Here is a quick look at the 2009 season. I will follow up with more in-depth player reviews as the offseason rolls on.
The bullpen was among the best in baseball for most of the season. Francisco Cordero, the club's only All-Star, converted 39 of 43 save opportunities. Nick Masset and Daniel Ray Herrera solidified their place on next year's pitching staff.
After struggling in the first half of the season, Bronson Arroyo was one of baseball's best pitchers. His 15th and final victory of the year marked the 12th consecutive start in which he lasted at least seven innings while allowing three or fewer runs.
After beginning the year at Triple A Louisville, Jonny Gomes proved he can still contribute as a corner outfielder. He hit 20 home runs in just 281 at-bats.
Injuries, combined with a glaring inability to hit with runners in scoring position made scoring runs a nightly adventure. Every member of the projected Opening Day lineup spent time on the disabled list except for Brandon Phillips.
The starting rotation was supposed to be a major strength for the Reds. Aaron Harang had another disappointing season. Johnny Cueto was less than spectacular. Edinson Volquez missed most of the season after having Tommy John surgery. He is not expected back until at least the second half of next year.

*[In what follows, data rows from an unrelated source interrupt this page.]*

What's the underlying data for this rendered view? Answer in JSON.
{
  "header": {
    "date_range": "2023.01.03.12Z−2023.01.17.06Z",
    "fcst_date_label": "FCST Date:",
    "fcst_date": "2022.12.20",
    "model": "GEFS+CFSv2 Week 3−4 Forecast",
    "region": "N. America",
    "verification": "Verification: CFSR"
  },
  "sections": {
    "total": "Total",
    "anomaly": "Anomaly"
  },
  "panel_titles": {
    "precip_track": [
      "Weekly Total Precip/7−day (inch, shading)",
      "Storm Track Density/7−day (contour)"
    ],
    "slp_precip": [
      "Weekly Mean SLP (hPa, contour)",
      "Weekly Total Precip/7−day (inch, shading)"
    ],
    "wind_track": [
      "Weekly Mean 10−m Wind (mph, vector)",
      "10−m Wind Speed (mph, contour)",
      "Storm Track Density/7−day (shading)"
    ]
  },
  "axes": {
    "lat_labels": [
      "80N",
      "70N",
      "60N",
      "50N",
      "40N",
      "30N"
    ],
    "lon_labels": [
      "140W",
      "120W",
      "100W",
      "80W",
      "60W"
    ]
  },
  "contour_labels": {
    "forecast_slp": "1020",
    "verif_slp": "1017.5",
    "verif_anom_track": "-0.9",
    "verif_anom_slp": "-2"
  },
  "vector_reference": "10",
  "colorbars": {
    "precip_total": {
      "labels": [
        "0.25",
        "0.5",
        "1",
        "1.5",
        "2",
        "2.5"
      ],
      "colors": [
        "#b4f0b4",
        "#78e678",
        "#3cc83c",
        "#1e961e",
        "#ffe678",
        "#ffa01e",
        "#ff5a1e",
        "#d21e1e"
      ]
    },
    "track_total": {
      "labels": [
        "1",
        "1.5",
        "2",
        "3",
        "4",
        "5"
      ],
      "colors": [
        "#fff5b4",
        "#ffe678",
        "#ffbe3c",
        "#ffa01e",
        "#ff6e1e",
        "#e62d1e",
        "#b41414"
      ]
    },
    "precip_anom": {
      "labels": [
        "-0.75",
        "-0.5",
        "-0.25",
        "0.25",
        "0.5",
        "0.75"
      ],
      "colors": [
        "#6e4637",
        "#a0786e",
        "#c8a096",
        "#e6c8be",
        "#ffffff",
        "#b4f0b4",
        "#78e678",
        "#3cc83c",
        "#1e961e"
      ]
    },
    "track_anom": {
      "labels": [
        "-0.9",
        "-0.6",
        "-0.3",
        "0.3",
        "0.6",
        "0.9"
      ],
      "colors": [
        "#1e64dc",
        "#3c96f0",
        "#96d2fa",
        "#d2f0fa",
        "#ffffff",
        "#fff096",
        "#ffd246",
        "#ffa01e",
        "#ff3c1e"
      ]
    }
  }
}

The "It Should Be Interesting"
Many people criticized Walt Jocketty for bringing Scott Rolen to Cincinnati, but this was a different team with him in the lineup. Whether it was his actual physical abilities or presence in the clubhouse, the Reds are a better team with Rolen. If he can stay healthy, it is comforting to know there is a pro's pro down at the hot corner.
Joey Votto was on his way to a MVPNNAP (Most Valuable Player Not Named Albert Pujols) season when he went on the disabled list at the end of May with stress-related issues. Despite missing 21 games, Votto remained the club's best hitter. He finished the season with a .322 batting average, 25 home runs and 84 RBI.
Hopefully, a completely healthy Votto will be with the Reds for every game of the 2010 season.
Homer Bailey and Jay Bruce are two prospects that were headed in opposite directions at the end of the year. Bailey seemed to be finally living up to the hype that has followed him since the day he signed a professional contract. Bruce missed two months with a broken wrist and struggled when he was in the lineup.